Due to natural variability, there will be major quality differences in wild salmon, no matter how well the fish is handled. Learning about specific runs of salmon, more so than specific species, is often the best way to find consistency in wild salmon that fits specific needs. White Chinook salmon get their lighter flesh color because its food source consists of sardines or anchovies compared to pinkier flesh from salmon that consume mostly krill. There can be considerable price variation with higher oil content fish getting a higher price in the market. Because Chinook have such a high oil content, they are often smoked. Chinook is graded under 7, 7-11, 11-18, and 18 up. Fresh and frozen is mostly available headed and gutted.
Estimated sustainability of North American Chinook salmon based on a combination of 2004-2014 landings using 2016 Seafood Watch ratings is broken down accordingly:
~30% "Best Choice (green)" from Alaska
~60% "Good Alternative (yellow)" from California, Oregon, Washington (outside Puget Sound), and British Columbia (outside South Coast)

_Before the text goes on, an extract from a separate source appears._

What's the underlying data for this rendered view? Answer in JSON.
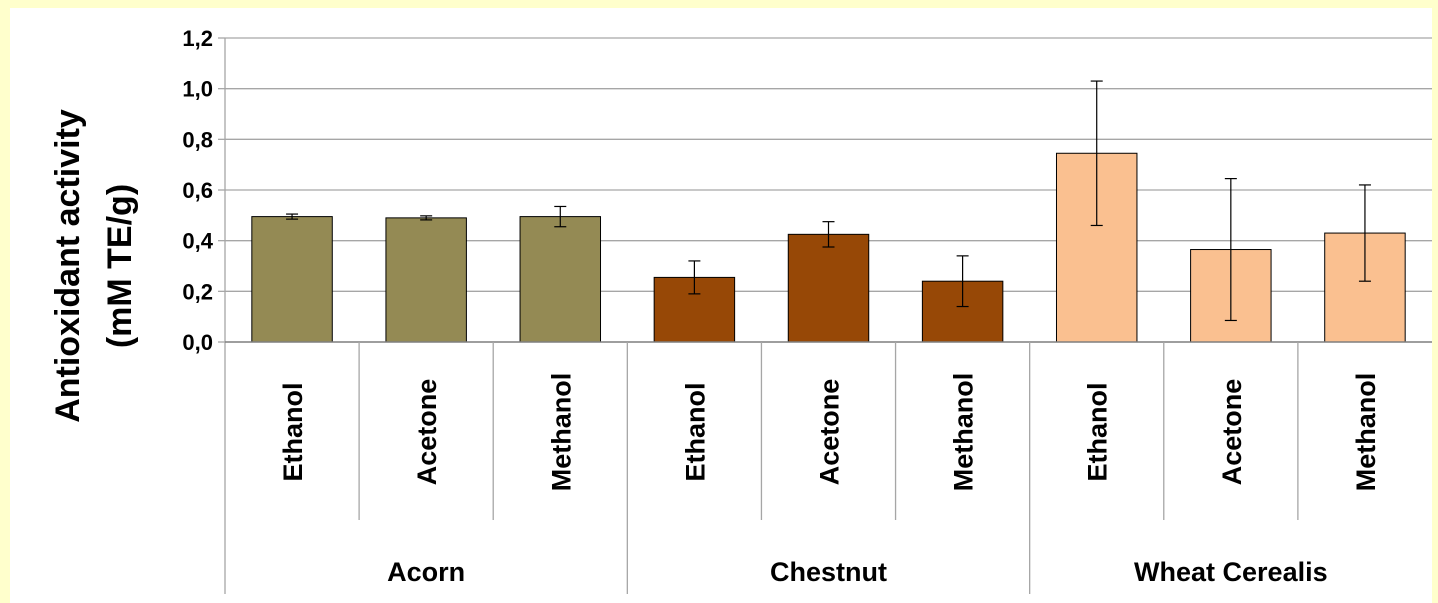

~10% "Avoid (red)" from Puget Sound, Washington and British Columbia - South Coast.
Chinook salmon have low fecundity, compensated in part by a large number of eggs. Chinook salmon in British Columbia, Washington, and Oregon have been particularly susceptible to habitat loss, climate change, pollution, introduced species, overfishing, and dam construction.
Chinook salmon stocks in Alaska are considered healthy, but Chinook salmon populations in California and Oregon south of Cape Falcon are declining. Of the Chinook salmon populations in the Pacific, two are “endangered,” seven are “threatened,” and one is a “species of concern.” According to scientists, the Sacramento River winter-run Chinook population could go extinct within 50 years. In 2016, Seafood Watch listed wild Chinook salmon in Puget Sound as 'avoid' because the stock is currently listed under the Endangered Species Act.
Habitat impacts ( Wild)
Chinook salmon are caught using gillnets, purse seines, and trolling gear, all of which rarely touches the seafloor so there is little lasting physical impact on these habitats.
Endangered winter-run Chinook is often caught unintentionally by fishermen targeting other salmon since it’s difficult to differentiate among the stocks. In the Chinook fishery, gillnets can ensnare seabirds although a 2016 Seafood Watch report noted that, anecdotally, bird bycatch rates are low.
Management measures in Alaska, which include limits on gear sizes such as boat length and mesh size, are considered highly effective. A Seafood Watch report from 2016 noted that significant progress had been made in managing salmon along the U.S. West Coast. Despite the complicated presence of endangered species, Seafood Watch considered management of most of these salmon fisheries to be careful and highly effective.